The Big One

I've certainly mentioned this a few times (this is, after all, my life now), but here's the rest of the story.

*

A few months ago, I made a questionable decision.

It started with a semi-surprise job loss in 2010. Along with the usual anger and grief came a deep feeling of relief; this was a job that at the beginning had made me very happy, but by the end was something I nearly dreaded each day. There were a lot of reasons, but the bottom line was that when I was called into the HR office and informed that my position no longer existed, I knew not so deep down that they'd chosen the right person.

This didn't mean I was unaffected. What followed was a depression for which I hadn't totally prepared myself. I could pull myself out of it here and there, but the rejection was still at the back of my head and it took a lot of effort to get going again.

After a move back to Sioux Falls, I started trying to sort out my life again.

I spent the better part of two years trying to find the right place. School, a new engineering job -- a part of me really did want to get proper use out of my degree while the rest of me couldn't help but think, "But there's so much out there..."

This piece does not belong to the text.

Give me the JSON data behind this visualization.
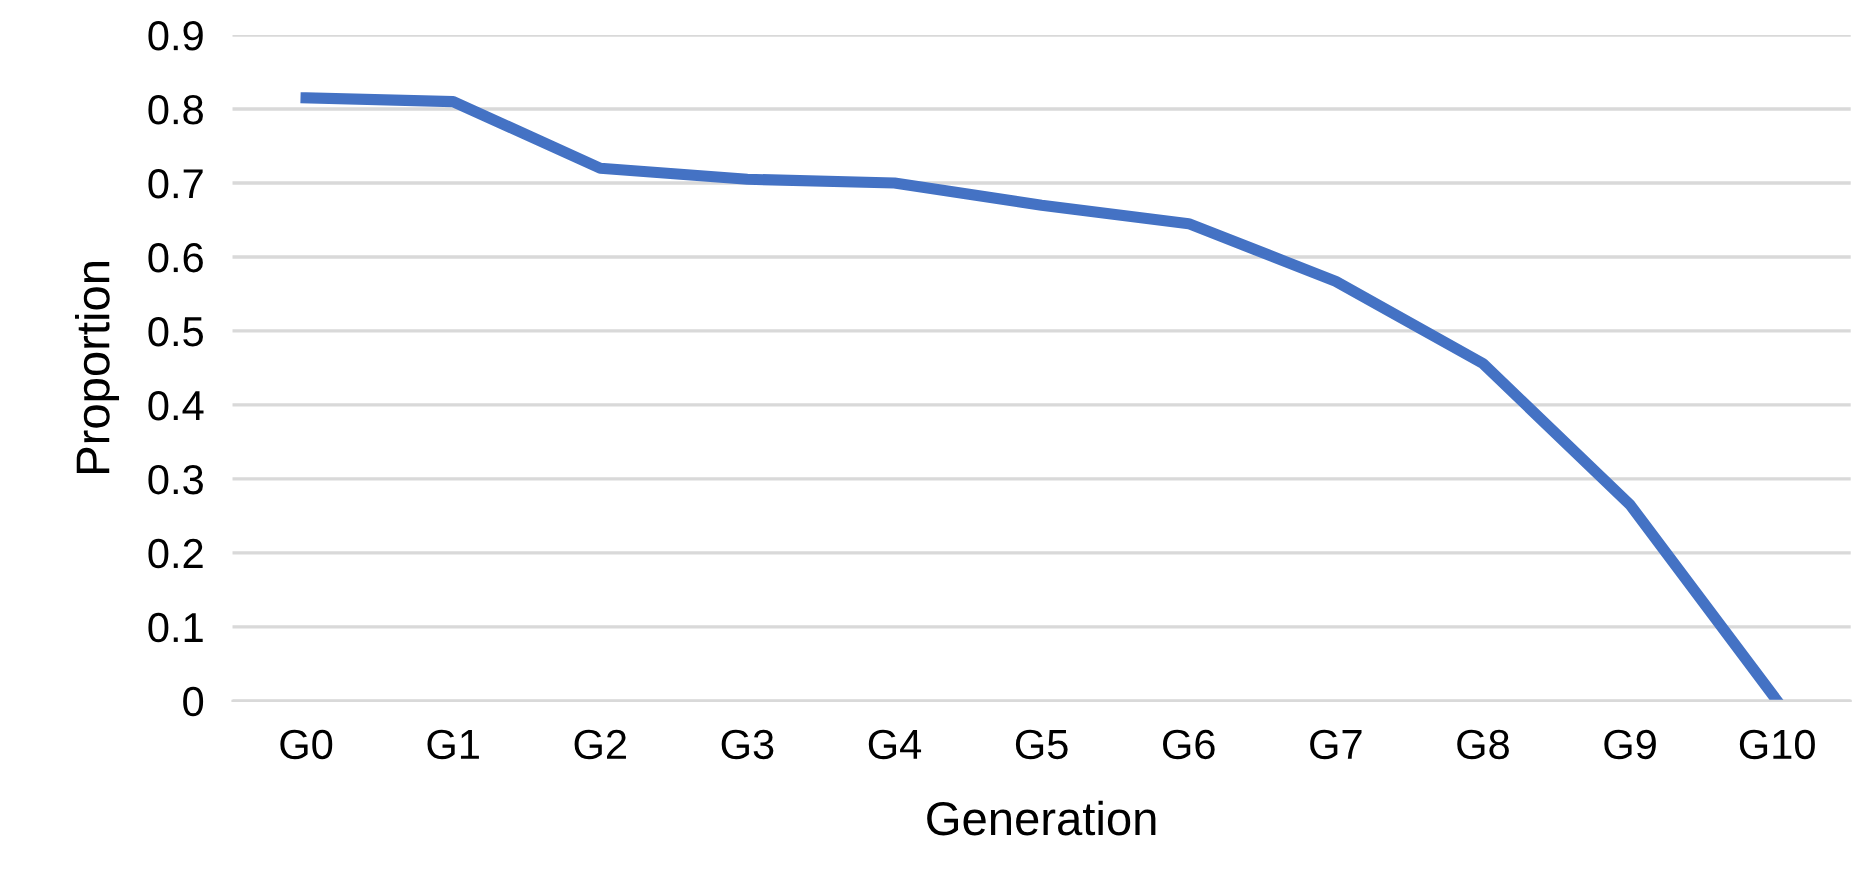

In those two years, strange things kept happening.

I found myself in the right place at the right time over and over again.

I was never bored. I helped work cattle on the family ranch for a few weeks, worked in the kitchen here for a summer, and then fell into a job at an advertising firm.

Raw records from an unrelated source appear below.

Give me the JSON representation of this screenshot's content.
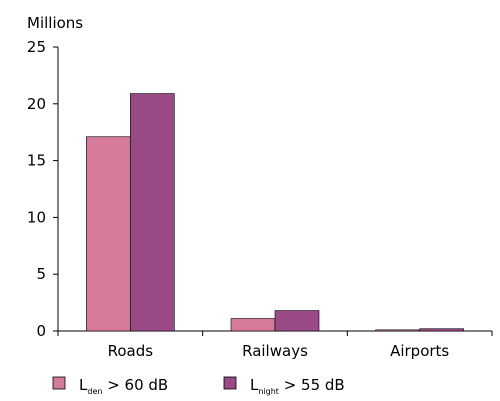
{
  "chart_data": {
    "type": "bar",
    "title": "",
    "ylabel": "Millions",
    "xlabel": "",
    "ylim": [
      0,
      25
    ],
    "yticks": [
      0,
      5,
      10,
      15,
      20,
      25
    ],
    "grid": false,
    "legend_position": "bottom",
    "categories": [
      "Roads",
      "Railways",
      "Airports"
    ],
    "series": [
      {
        "name_main": "L",
        "name_sub": "den",
        "name_rest": " > 60 dB",
        "color": "#d57a9a",
        "values": [
          17.1,
          1.1,
          0.1
        ]
      },
      {
        "name_main": "L",
        "name_sub": "night",
        "name_rest": " > 55 dB",
        "color": "#9a4a86",
        "values": [
          20.9,
          1.8,
          0.2
        ]
      }
    ]
  }
}
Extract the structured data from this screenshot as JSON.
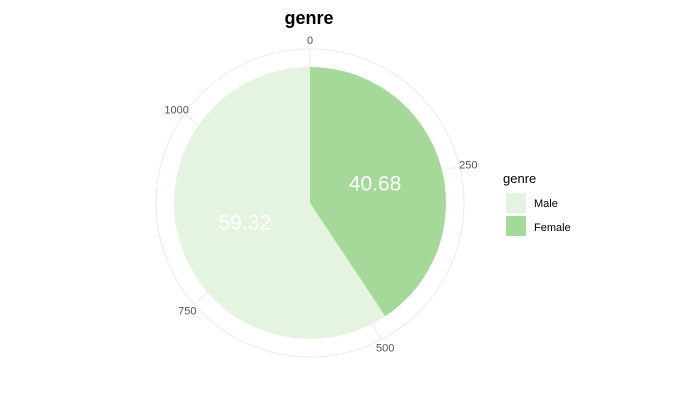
{
  "chart_data": {
    "type": "pie",
    "title": "genre",
    "total": 1180,
    "angle_ticks": [
      0,
      250,
      500,
      750,
      1000
    ],
    "slices": [
      {
        "name": "Female",
        "value": 480,
        "label": "40.68",
        "color": "#a4d99a"
      },
      {
        "name": "Male",
        "value": 700,
        "label": "59.32",
        "color": "#e5f4e0"
      }
    ],
    "legend": {
      "title": "genre",
      "placement": "right",
      "entries": [
        {
          "name": "Male",
          "color": "#e5f4e0"
        },
        {
          "name": "Female",
          "color": "#a4d99a"
        }
      ]
    },
    "colors": {
      "grid": "#ebebeb",
      "tick_text": "#555555"
    }
  }
}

I managed to visit my sister in a foreign country.

I worked enough to not go broke. In fact, I never missed a bill. Not for my car, insurance, or student loans. I even had enough to go do social things.

In the meantime, I was rejected repeatedly for jobs that I was certainly qualified for. This new rejection sucked but it helped me realize something: most of those jobs, most anything that "fit" my degree and my particular experience did not hold my interest. It seemed entirely likely that these places picked up on that -- and who would want to hire someone who was unenthused from the beginning?

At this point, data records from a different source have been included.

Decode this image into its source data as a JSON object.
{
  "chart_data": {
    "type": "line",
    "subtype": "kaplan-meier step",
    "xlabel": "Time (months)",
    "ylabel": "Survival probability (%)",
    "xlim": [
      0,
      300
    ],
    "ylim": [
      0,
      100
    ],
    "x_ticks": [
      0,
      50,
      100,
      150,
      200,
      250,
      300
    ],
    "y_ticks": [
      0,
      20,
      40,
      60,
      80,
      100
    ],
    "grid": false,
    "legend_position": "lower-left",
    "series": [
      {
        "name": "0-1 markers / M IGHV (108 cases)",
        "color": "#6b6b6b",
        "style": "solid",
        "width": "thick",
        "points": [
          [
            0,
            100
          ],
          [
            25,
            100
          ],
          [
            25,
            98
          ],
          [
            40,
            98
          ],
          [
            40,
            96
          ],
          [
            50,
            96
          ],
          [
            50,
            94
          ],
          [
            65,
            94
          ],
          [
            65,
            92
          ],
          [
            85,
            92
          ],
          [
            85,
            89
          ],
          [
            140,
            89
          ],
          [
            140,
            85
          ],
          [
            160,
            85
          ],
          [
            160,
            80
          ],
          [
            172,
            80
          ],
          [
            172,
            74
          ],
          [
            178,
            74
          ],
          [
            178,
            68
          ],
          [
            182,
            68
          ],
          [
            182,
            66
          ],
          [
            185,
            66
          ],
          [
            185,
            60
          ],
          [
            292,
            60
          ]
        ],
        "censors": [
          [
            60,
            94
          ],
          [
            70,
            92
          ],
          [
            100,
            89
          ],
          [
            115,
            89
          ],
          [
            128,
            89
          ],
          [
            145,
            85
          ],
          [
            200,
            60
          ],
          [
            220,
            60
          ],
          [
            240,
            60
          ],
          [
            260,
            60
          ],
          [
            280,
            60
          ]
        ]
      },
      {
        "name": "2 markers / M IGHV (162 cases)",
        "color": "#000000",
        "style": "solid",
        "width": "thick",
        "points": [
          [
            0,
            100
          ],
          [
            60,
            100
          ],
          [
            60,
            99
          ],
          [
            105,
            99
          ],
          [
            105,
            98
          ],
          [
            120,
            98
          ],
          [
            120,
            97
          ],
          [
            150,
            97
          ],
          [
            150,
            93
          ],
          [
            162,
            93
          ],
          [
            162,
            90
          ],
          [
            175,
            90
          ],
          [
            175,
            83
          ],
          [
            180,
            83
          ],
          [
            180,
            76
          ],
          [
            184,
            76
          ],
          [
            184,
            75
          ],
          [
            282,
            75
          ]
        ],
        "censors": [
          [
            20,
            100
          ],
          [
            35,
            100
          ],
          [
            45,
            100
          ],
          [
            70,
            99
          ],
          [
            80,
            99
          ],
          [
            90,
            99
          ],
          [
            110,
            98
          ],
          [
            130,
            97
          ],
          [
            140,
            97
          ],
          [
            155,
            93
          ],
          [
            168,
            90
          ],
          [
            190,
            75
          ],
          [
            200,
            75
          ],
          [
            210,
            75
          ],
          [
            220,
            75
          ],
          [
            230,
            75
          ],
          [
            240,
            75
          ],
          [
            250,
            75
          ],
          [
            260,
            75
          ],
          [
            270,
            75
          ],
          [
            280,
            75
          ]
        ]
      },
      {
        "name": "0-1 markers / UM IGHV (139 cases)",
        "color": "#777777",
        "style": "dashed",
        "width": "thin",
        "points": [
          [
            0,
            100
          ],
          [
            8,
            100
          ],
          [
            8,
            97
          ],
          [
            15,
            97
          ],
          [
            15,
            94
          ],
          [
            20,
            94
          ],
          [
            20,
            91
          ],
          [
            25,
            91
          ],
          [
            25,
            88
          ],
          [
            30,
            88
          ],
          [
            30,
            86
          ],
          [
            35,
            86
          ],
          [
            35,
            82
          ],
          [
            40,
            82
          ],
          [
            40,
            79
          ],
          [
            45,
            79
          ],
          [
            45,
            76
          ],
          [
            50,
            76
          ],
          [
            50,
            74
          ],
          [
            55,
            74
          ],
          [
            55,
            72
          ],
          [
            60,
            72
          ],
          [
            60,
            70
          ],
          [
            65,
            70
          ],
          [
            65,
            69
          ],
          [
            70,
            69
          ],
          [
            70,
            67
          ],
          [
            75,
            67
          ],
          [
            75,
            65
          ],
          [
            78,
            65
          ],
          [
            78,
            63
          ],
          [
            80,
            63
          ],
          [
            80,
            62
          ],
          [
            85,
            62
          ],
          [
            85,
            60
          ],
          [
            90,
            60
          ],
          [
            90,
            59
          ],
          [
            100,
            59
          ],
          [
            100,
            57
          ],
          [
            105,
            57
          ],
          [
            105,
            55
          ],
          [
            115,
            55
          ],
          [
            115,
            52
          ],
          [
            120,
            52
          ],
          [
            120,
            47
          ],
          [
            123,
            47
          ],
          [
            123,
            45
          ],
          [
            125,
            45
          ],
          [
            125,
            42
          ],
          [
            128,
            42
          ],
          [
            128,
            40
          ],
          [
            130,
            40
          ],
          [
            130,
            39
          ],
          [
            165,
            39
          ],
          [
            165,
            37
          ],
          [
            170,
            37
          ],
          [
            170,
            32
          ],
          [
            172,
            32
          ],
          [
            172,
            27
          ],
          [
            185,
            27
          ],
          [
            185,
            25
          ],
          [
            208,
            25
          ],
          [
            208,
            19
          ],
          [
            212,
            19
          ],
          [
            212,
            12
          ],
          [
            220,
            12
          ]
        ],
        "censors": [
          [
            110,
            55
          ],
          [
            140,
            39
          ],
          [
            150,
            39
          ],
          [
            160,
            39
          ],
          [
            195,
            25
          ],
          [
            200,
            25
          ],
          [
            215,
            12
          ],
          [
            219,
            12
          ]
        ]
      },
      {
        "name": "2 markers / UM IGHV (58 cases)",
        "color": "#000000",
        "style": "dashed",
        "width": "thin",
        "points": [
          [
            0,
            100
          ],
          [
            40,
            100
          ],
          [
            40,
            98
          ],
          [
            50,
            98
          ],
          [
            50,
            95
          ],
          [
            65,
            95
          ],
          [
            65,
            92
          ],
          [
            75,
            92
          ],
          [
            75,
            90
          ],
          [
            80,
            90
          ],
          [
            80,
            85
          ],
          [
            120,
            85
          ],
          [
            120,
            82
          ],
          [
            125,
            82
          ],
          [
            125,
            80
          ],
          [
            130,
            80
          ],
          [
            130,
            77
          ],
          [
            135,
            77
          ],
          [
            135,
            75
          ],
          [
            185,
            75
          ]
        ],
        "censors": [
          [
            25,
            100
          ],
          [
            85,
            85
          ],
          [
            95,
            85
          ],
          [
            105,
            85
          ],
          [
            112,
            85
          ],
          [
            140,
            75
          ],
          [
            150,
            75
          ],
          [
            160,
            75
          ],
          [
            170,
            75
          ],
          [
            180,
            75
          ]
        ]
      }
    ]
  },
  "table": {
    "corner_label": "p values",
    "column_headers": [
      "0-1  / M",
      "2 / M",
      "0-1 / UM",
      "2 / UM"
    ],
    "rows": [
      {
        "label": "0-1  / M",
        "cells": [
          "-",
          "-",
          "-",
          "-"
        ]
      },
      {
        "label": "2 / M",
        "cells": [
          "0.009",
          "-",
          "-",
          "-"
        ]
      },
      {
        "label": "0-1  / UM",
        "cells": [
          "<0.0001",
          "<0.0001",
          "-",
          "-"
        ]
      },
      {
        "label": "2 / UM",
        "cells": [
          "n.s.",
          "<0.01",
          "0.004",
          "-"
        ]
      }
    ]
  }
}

Moreover, I found myself reevaluating. What was really important?

Was it what I did? Or was it more important that I found myself among people I liked and in a place I loved? Was it the money, or was it working for a company that I could get behind? I'd been down a less pleasant road where I had one or two of those things but not the ones that really mattered to me -- why on earth would I want to repeat that?

In the course of my two year sabbatical from real life, I found two things. The first was that I really could get by on very little. The second was that my efforts amounted to nothing if I didn't pay attention to the things right in front of me.

Which meant I shouldn't have been so surprised by what happened next.

A job opened at the camp I loved and I agonized for ... weeks, actually. It was mind-boggling to even consider applying. This would be a massive change. A big decision. One that I was downright scared to make.

I can say with all honesty that though I am a planner, I had never given this much thought to a single decision in my entire life. I'd flipped a coin to choose where to go to college. I'd made a pros-and-cons list when it came to post-college ventures, but that lasted about a day. This time, I had spent so much time playing over scenarios in my head that I had talked myself into and out of it at least three times before I said a word to my potential future boss. And I had no idea how to present the idea to my parents, whose opinion meant more to me than I wanted to admit.

But when six different people from six different places with six very different opinions suggested I apply -- five of those without any form of prompting -- I figured maybe I shouldn't ignore them all.

Have you ever interviewed with someone you'd known most of your adult life? It was strange. Even stranger because I had no idea if I was saying the "right" things -- I couldn't tell if my chances were better or worse after the interview, and unfortunately I could understand every hesitation someone would have in hiring me.

Now, remember that right place at the right time thing? As it happened, things fell into place. And so it is that several months later I find myself with people I love in a place I love, working for an organization I can support, and doing a job that -- as it turns out -- I really enjoy.

Even when it snows six inches and only half a group can make it -- even when a group shows up a week early and I'm scrambling for space -- even when there are multiple 12-14 hour days in a row -- I love my job. It's an adventure and it's just plain fun.

In fact, I'm pretty much annoyingly chipper about it.

It shouldn't be all that surprising, really. I mean, if you got to live in a place like this, wouldn't you enjoy it no matter what?